My org has been using Solarwinds Server and Application Monitor (SAM) for a long time; it works adequately but fails in some areas.
I'm looking for suggestions of potential replacements that could have the following capabilities:
Not Nagios (used it before, seems great for a smaller env, and great for a large one if you have an FTE or two to run it)
Able to scan an IP range and automatically add any found devices as a monitored system
Ability to scan AD OU and automatically add any found devices as a monitored system
Ability to look at vCenter and automatically add any unmonitored VMs as monitored systems
Ability to run powershell commands against it to add/remove monitored nodes, mute/unmute alerting, configure node settings, configure node data
Ability to send customizable email alerts when a node down/critical state is encountered; and when the alert state is cleared (or ability to call API scripting when an alert state is detected/cleared)

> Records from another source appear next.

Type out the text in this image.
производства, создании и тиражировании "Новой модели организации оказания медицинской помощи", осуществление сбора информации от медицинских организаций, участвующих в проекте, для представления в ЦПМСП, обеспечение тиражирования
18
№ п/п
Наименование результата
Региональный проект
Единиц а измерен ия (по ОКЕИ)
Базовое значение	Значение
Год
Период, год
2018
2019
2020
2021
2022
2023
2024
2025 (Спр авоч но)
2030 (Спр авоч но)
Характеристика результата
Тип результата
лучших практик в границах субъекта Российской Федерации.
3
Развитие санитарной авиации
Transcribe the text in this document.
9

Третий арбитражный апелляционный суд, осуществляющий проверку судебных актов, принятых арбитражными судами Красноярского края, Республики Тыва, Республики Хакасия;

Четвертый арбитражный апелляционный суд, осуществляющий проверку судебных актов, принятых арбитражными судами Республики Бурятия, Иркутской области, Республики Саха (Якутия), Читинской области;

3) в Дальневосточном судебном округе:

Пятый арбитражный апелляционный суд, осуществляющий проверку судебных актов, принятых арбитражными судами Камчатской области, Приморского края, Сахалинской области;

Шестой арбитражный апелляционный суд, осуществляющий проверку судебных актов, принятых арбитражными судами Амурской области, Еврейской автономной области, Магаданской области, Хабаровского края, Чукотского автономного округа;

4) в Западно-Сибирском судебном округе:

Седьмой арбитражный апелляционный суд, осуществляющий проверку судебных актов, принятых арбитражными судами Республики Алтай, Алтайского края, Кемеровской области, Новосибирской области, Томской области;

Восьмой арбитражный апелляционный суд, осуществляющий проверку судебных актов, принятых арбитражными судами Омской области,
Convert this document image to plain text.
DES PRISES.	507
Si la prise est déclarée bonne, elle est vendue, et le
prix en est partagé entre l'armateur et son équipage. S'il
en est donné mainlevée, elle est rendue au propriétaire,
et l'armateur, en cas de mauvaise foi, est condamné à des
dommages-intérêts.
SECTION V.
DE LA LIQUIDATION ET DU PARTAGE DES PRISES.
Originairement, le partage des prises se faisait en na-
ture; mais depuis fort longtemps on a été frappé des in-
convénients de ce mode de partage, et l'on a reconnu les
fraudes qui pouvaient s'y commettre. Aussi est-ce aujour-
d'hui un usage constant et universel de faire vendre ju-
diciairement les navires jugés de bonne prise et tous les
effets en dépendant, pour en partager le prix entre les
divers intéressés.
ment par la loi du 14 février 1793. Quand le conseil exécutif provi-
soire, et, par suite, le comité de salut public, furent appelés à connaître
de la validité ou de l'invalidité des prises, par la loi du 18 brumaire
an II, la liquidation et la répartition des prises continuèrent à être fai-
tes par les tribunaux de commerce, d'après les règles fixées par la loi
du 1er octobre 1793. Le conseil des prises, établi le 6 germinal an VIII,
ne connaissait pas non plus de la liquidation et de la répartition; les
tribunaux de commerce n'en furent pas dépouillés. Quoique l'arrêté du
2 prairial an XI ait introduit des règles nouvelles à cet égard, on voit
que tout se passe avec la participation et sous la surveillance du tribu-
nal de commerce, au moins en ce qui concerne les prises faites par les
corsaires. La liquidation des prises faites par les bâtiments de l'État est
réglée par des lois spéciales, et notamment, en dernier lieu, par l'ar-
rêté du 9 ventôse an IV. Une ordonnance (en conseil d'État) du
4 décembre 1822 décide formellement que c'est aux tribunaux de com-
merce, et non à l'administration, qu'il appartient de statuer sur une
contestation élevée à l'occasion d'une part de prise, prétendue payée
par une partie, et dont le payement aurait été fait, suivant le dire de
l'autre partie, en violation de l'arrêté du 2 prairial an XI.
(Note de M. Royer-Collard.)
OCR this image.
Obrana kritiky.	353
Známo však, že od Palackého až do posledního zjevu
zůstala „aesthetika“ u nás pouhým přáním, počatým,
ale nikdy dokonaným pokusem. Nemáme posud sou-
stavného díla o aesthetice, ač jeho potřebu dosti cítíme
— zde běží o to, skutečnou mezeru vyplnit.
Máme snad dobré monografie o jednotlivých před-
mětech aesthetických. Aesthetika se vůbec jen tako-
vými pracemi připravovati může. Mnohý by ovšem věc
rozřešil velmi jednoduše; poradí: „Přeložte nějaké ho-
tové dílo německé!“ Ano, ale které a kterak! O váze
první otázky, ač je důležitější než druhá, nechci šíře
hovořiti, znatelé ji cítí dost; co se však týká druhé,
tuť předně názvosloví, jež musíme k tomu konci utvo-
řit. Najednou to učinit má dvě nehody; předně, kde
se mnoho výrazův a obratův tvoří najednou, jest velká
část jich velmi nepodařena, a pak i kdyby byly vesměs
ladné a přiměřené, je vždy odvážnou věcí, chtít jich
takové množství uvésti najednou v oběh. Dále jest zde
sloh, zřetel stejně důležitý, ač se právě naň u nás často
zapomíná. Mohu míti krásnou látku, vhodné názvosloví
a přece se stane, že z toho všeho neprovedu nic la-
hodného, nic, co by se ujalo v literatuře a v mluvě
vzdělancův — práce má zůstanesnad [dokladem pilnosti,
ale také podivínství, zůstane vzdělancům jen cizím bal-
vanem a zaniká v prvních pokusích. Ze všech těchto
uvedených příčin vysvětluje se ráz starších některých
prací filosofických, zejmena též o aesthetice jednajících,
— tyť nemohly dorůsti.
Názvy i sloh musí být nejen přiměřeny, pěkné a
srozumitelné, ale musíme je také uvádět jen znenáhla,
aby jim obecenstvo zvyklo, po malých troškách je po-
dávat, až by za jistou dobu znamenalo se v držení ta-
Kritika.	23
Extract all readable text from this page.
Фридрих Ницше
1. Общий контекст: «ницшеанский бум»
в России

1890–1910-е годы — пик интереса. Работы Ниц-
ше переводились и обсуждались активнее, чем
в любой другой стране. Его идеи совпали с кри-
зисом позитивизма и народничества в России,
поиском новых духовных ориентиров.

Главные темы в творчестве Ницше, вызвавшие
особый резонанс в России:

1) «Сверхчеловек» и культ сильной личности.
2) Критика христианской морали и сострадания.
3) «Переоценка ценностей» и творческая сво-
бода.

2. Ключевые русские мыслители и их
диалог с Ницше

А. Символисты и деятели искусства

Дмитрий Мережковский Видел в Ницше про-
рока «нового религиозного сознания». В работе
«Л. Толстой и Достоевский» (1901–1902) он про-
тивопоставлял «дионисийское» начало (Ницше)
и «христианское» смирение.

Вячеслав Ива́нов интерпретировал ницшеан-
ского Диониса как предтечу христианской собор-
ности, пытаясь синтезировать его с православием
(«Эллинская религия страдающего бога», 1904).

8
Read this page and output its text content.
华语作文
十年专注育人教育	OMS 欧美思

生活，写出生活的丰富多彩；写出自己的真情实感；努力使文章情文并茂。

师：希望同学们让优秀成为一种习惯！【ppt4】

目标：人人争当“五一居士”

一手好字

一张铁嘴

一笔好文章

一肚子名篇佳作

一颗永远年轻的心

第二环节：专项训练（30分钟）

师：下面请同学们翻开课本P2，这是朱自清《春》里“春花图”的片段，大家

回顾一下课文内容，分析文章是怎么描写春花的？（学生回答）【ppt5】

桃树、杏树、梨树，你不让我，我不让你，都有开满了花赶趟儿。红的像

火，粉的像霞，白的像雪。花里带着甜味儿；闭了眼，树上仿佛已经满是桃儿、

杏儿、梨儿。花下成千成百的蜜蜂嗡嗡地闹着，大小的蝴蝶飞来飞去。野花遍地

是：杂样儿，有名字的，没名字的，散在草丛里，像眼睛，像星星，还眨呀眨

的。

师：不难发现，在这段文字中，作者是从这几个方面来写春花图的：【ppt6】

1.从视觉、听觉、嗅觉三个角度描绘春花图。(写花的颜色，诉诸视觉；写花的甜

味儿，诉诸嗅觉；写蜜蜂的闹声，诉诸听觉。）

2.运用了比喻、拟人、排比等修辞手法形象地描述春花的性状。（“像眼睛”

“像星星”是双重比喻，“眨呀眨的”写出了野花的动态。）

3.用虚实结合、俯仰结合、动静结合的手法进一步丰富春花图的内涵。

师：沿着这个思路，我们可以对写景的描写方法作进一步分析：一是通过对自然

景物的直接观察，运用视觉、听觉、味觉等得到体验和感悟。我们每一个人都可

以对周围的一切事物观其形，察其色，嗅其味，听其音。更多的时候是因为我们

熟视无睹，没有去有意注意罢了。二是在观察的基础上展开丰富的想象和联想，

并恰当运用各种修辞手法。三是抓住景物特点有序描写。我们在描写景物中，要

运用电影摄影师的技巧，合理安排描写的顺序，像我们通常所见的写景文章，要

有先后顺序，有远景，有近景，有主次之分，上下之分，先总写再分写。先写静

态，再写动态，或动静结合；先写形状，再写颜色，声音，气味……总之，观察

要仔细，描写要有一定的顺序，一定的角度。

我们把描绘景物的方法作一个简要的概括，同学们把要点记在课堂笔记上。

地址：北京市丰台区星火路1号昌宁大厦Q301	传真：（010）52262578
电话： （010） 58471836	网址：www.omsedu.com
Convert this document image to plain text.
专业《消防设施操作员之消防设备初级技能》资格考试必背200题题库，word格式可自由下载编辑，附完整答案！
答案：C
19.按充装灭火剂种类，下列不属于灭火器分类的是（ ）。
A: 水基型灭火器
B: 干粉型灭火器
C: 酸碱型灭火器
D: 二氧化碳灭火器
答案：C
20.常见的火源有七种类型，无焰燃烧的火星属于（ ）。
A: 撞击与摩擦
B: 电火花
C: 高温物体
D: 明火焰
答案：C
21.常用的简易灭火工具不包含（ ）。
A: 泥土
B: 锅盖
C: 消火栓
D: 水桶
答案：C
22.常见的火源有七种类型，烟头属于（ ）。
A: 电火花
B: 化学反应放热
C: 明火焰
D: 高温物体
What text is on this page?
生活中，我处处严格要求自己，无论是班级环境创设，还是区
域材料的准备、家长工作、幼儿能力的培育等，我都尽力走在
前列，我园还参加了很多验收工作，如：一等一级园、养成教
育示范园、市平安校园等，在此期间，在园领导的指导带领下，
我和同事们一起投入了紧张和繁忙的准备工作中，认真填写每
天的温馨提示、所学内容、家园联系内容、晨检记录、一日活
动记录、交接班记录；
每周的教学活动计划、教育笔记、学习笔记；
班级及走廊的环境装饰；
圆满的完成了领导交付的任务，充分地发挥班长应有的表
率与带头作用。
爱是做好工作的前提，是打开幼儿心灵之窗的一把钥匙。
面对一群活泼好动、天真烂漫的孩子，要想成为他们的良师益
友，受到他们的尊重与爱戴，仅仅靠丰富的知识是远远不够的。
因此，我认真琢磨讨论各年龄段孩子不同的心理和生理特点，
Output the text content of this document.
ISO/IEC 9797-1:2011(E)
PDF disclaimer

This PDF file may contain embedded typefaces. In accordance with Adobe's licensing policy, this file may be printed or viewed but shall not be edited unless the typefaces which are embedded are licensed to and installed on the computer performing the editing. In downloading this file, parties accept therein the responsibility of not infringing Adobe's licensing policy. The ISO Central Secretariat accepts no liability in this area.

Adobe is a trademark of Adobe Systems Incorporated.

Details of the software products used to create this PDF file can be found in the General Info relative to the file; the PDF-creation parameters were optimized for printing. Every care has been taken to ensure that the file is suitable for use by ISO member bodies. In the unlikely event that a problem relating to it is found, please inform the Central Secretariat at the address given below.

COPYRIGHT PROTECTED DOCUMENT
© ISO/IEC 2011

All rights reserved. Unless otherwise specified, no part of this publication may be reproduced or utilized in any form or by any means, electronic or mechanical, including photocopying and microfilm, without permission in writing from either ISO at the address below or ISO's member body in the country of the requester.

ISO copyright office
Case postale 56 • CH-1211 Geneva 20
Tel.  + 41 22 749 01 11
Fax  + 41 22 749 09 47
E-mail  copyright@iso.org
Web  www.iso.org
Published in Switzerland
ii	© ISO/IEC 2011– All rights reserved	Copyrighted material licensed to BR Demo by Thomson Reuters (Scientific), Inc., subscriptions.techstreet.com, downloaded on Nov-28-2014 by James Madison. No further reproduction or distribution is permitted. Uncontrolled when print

Ability to monitor Windows 2003-Current (preferably agentless), AIX, Linux (RHEL and Ubuntu), SQL 2012-Current, Exchange, ESXi/vCenter, AHV/Prism/Prism Central, HPE, Dell and Nutanix hardware
HA capability
Scalability to monitor ~4000 systems with multiple monitored components on each system
I know I'm probably looking for a lot, but we get nearly all of this out of Solarwinds SAM (don't seem to get AHX/Nutanix monitoring, or API scripting on alert state detect/clear); and the system goes ass up every month when we reboot the SAM servers for windows updates.
I don't see what in that list Solarwinds does not currently do.
I am also not aware of something else in the market that covers all these things.
If you Solarwinds install dies every time you install Windows Updates, then it sounds like your install is sick.